Значит, Лизавета замужем?
– А как же! За своим испанцем.
За испанцем? И живет в Испании?
– Ну да. В Барселоне. Так ты ж его знаешь!
Откуда мне его знать? Я Лизавету-то не видел сколько лет.
– Вот дает! Забыл что ли? А кто говорил, что Тимофеев лучшая партия для нашей Лизоньки, а? Помнишь, как защищал его? Вот ведь проказник!
Так она Тимофеева, что ли, имеет в виду?
– Ты, оказывается, как в воду глядел! Сколько лет живут душа в душу!
У меня чуть бутерброд из рук не выпал. Возвращаясь с банкета, я все думал: это Тимофеев живет на две семьи или это тетушка ничего не знает об их разводе?
Как только я оказался в Барселоне, я передал Тимофееву наш разговор. Он отреагировал неожиданно. Ударил кулаком по столу и выругался – что за люди! Да в чем дело, спросил я, разве вы с Лизаветой не разошлись? Он в бешенстве набрал чей-то номер и, не дозвонившись, бросил телефон.
– Все. Сейчас же отправлю ее домой. Хватит с меня.
Так Лизавета здесь, в Испании?
– Представь себе.
Но что она здесь делает?
– Молится.
Молится? Как это понимать?
Так и понимать. Приехала в Монсеррат. В монастырь. И молится там. Или еще что-то делает, черт ее знает…
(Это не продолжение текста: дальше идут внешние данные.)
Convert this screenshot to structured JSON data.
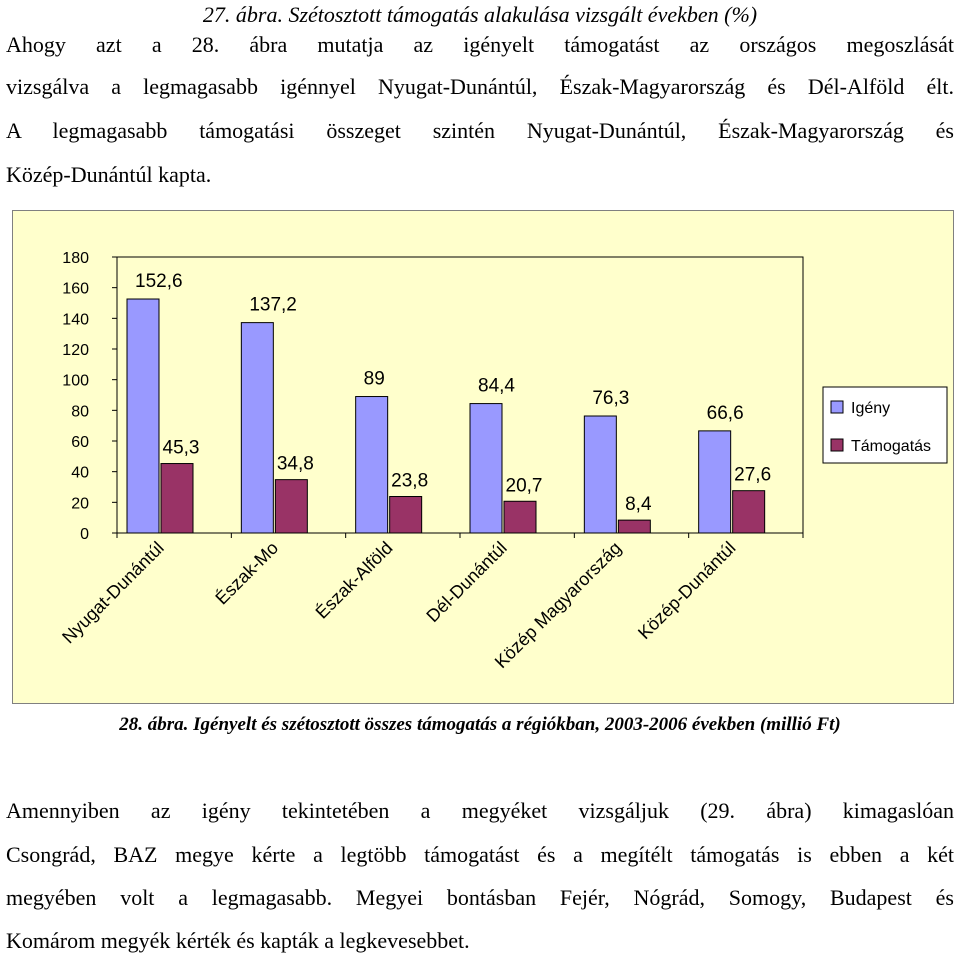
{
  "header": {
    "caption_27": "27. ábra. Szétosztott támogatás alakulása vizsgált években (%)"
  },
  "intro_lines": [
    "Ahogy azt a 28. ábra mutatja az igényelt támogatást az országos megoszlását",
    "vizsgálva a legmagasabb igénnyel Nyugat-Dunántúl, Észak-Magyarország és Dél-Alföld élt.",
    "A legmagasabb támogatási összeget szintén Nyugat-Dunántúl, Észak-Magyarország és",
    "Közép-Dunántúl kapta."
  ],
  "chart_data": {
    "type": "bar",
    "categories": [
      "Nyugat-Dunántúl",
      "Észak-Mo",
      "Észak-Alföld",
      "Dél-Dunántúl",
      "Közép Magyarország",
      "Közép-Dunántúl"
    ],
    "series": [
      {
        "name": "Igény",
        "values": [
          152.6,
          137.2,
          89,
          84.4,
          76.3,
          66.6
        ],
        "labels": [
          "152,6",
          "137,2",
          "89",
          "84,4",
          "76,3",
          "66,6"
        ],
        "color": "#9999ff"
      },
      {
        "name": "Támogatás",
        "values": [
          45.3,
          34.8,
          23.8,
          20.7,
          8.4,
          27.6
        ],
        "labels": [
          "45,3",
          "34,8",
          "23,8",
          "20,7",
          "8,4",
          "27,6"
        ],
        "color": "#993366"
      }
    ],
    "ylim": [
      0,
      180
    ],
    "yticks": [
      "0",
      "20",
      "40",
      "60",
      "80",
      "100",
      "120",
      "140",
      "160",
      "180"
    ],
    "grid": false,
    "legend": "right",
    "plot_background": "#ffffcc"
  },
  "figure_caption": "28. ábra. Igényelt és szétosztott összes támogatás a régiókban, 2003-2006 években (millió Ft)",
  "outro_lines": [
    "Amennyiben az igény tekintetében a megyéket vizsgáljuk (29. ábra) kimagaslóan",
    "Csongrád, BAZ megye kérte a legtöbb támogatást és a megítélt támogatás is ebben a két",
    "megyében volt a legmagasabb. Megyei bontásban Fejér, Nógrád, Somogy, Budapest és",
    "Komárom megyék kérték és kapták a legkevesebbet."
  ]
}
Он рассказал, что их расставание с Лизаветой было окончательным и долгое время после развода они не поддерживали связь. Как вдруг в один прекрасный день перед Тимофеевым возникла теща, как с неба свалилась. Со слезами на глазах она поведала ему, что прибыла сюда ради дочери: после возвращения в Москву жизнь у Лизаветы словно бы остановилась. Она ничего не делала и ничего не хотела, спала до обеда и целыми днями сидела перед телевизором, такой ее никогда не видели. На материнские упреки не откликалась, в семейных заботах не участвовала. Запиралась в своей комнате и видеть никого не желала. Лизавета погибала. Как вылечить ее от этой болезни и что это за болезнь, никто не знал. Были у тещи надежды устроить ее личную жизнь, но и те потерпели сокрушительное фиаско. Сын ее приятелей, доктор наук, до сих пор ходил холостяком. Им устроили свидание, не без труда уговорив Лизавету причесаться и выйти из дома. Потом было еще одно, и теща уже предвкушала победу. Оба уже не дети, и если нравятся друг другу, то зачем тянуть, пусть распишутся и живут себе, добро наживают. Как и в прошлый раз, она пошла на разговор в обход дочери, думая подстегнуть жениха к свадьбе, но не тут-то было. Что наговорил ей жених, Тимофееву она пересказывать не стала, но ясно было, что выразился он с предельной ясностью и обеих отправил восвояси. Такой нынче мужик пошел, всплеснула руками теща, мелкий да трусливый. Тем дело и закончилось. Лизавета совсем пала духом. Теща жалела дочь, но еще больше презирала ее за слабость. Ей было не понять, почему Лизавета не может взять себя в руки и выйти на работу, начать жить как все. Мало ли вокруг одиноких девиц с неудавшейся личной жизнью? Что ж теперь, запереться дома и руки на себя наложить?